No matter what anyone tells you, there is never one ‘single truth that works for everyone’ when it comes to relationship breakdown and divorce, because we all live slightly different lives.
Internet research, talking with friends, or ‘free half-hours’ will give you ‘generic’, and sometimes conflicting, guidance: they will not tell you what is and isn’t relevant in your own, very personal situation.
A discovery meeting with one of our family law solicitors will give you the information you need to move forward. Whatever questions you have - about your rights, legal processes, or likely outcomes – you will get informed answers that relate to your particular aims and circumstances. After the meeting, you will receive a written summary of the most important points discussed, so you have the facts, not the fairy-tales, on which to base any decisions you may make.

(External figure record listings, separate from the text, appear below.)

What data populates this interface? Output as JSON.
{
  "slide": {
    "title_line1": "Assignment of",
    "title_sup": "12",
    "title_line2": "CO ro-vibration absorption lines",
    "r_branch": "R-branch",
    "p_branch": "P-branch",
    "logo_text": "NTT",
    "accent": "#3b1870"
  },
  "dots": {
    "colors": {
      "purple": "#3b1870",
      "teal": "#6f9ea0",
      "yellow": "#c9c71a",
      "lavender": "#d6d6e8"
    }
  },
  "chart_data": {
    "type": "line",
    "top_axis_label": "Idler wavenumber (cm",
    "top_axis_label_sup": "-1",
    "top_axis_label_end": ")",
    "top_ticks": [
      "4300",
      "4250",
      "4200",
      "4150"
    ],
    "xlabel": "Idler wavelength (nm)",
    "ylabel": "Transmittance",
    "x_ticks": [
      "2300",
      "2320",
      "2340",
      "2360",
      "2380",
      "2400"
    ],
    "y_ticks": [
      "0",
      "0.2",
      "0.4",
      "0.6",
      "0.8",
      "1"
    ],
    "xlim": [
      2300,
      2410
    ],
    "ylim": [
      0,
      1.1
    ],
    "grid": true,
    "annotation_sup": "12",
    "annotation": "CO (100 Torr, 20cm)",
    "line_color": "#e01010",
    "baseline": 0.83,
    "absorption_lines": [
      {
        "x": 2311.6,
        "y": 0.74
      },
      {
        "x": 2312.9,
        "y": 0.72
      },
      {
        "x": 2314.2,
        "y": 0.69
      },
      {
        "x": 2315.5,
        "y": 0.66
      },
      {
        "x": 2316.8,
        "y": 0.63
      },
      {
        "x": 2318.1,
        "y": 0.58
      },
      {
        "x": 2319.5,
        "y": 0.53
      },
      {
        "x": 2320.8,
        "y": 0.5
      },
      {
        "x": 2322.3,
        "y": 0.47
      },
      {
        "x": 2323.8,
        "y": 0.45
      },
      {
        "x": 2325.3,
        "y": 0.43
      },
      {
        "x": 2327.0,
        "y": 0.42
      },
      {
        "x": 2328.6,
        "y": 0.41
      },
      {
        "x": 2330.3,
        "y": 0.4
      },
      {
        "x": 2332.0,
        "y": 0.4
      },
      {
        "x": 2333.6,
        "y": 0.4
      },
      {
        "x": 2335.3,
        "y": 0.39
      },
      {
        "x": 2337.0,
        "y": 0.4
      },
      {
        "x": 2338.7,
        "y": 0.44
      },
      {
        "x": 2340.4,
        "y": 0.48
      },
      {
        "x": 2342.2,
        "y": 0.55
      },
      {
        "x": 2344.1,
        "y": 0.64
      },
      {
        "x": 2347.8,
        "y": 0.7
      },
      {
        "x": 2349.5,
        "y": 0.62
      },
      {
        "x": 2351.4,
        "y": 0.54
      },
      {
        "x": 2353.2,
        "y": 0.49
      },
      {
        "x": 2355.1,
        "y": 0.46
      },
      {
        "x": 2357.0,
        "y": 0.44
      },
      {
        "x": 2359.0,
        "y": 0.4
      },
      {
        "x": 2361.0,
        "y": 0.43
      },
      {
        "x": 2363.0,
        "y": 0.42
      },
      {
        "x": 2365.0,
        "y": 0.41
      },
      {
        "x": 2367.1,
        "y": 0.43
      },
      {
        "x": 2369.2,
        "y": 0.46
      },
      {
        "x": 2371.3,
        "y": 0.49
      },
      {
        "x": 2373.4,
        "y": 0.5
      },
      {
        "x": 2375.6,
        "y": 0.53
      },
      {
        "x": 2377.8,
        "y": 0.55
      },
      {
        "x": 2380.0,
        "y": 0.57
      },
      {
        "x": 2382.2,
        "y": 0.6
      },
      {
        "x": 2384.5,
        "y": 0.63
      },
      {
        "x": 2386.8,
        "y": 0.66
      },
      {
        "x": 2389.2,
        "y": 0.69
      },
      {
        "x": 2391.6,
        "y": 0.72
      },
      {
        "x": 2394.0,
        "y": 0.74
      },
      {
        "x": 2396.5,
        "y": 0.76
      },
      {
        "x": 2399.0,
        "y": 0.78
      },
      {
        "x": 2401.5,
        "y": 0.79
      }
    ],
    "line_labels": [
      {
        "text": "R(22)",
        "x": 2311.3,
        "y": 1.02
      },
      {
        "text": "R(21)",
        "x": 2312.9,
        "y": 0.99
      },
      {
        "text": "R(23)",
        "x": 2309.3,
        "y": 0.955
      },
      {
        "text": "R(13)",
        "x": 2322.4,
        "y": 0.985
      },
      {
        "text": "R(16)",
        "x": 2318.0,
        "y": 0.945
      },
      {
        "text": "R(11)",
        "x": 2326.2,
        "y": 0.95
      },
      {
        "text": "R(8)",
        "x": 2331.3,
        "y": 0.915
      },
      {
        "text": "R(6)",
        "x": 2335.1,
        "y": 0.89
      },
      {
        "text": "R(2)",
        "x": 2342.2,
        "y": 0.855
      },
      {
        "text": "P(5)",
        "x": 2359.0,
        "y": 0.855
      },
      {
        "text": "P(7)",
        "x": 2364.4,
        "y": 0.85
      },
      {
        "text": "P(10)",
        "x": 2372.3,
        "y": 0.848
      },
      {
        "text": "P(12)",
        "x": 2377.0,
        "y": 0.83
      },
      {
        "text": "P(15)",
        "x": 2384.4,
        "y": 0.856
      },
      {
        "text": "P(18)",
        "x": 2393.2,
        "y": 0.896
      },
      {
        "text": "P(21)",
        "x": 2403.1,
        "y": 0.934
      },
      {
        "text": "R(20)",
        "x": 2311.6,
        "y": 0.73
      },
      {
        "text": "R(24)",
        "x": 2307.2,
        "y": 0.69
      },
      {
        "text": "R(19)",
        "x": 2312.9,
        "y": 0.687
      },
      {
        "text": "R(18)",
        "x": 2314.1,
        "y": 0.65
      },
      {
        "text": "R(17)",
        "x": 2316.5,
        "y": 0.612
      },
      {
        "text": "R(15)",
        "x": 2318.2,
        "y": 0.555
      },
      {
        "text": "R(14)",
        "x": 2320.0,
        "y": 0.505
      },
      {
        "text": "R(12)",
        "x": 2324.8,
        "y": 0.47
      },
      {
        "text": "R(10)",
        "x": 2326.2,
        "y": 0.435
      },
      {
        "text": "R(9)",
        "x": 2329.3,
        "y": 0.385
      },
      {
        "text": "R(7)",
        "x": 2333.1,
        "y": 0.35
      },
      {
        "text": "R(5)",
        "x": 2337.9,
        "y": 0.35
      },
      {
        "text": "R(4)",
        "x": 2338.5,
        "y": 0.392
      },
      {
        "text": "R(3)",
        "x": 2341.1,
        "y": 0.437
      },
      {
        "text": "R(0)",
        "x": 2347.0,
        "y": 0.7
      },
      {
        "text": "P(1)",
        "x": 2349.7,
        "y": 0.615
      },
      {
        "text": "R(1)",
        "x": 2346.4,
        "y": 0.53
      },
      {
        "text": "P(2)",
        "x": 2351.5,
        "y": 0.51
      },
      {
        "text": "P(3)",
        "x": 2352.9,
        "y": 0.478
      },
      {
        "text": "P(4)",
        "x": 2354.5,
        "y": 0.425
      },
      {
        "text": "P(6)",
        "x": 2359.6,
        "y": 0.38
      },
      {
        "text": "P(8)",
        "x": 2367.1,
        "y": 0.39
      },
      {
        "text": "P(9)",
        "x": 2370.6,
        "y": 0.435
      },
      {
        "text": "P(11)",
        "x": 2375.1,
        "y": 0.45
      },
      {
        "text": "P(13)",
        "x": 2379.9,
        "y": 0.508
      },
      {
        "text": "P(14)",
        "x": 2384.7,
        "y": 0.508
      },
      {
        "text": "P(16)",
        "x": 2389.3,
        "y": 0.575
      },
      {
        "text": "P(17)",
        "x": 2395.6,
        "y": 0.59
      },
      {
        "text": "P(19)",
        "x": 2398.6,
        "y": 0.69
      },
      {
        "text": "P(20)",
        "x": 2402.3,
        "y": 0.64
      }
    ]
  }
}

If you're not quite ready to talk to us, explore our 'honest answers' articles. We’ve broken the topics into two groups:
Honest answers - financial settlements for separating and divorcing couples
Honest answers - child arrangements for separating and divorcing couples
You will still need personal legal advice, but the common assumptions and misunderstandings covered will help you start your journey.
It’s good to bear in mind...
- Whilst they might try, no one person in the marriage can force the other to accept something they don’t want to as part of the divorce settlement. It is important to try to reach an agreement and, if one party is seeking to control the other, good legal advice and representation is particularly helpful. Where an agreement cannon be reached, it is the courts who will decide what is a fair outcome.
- You don’t need a ‘Rottweiler’ of a solicitor - the Family Court is primarily concerned with fairness. An intimidating approach can send the wrong signals and may backfire spectacularly. The most important thing is to find a solicitor with whom you feel a connection; one who gives you sensible advice and progresses your case forward, rather than going around in circles.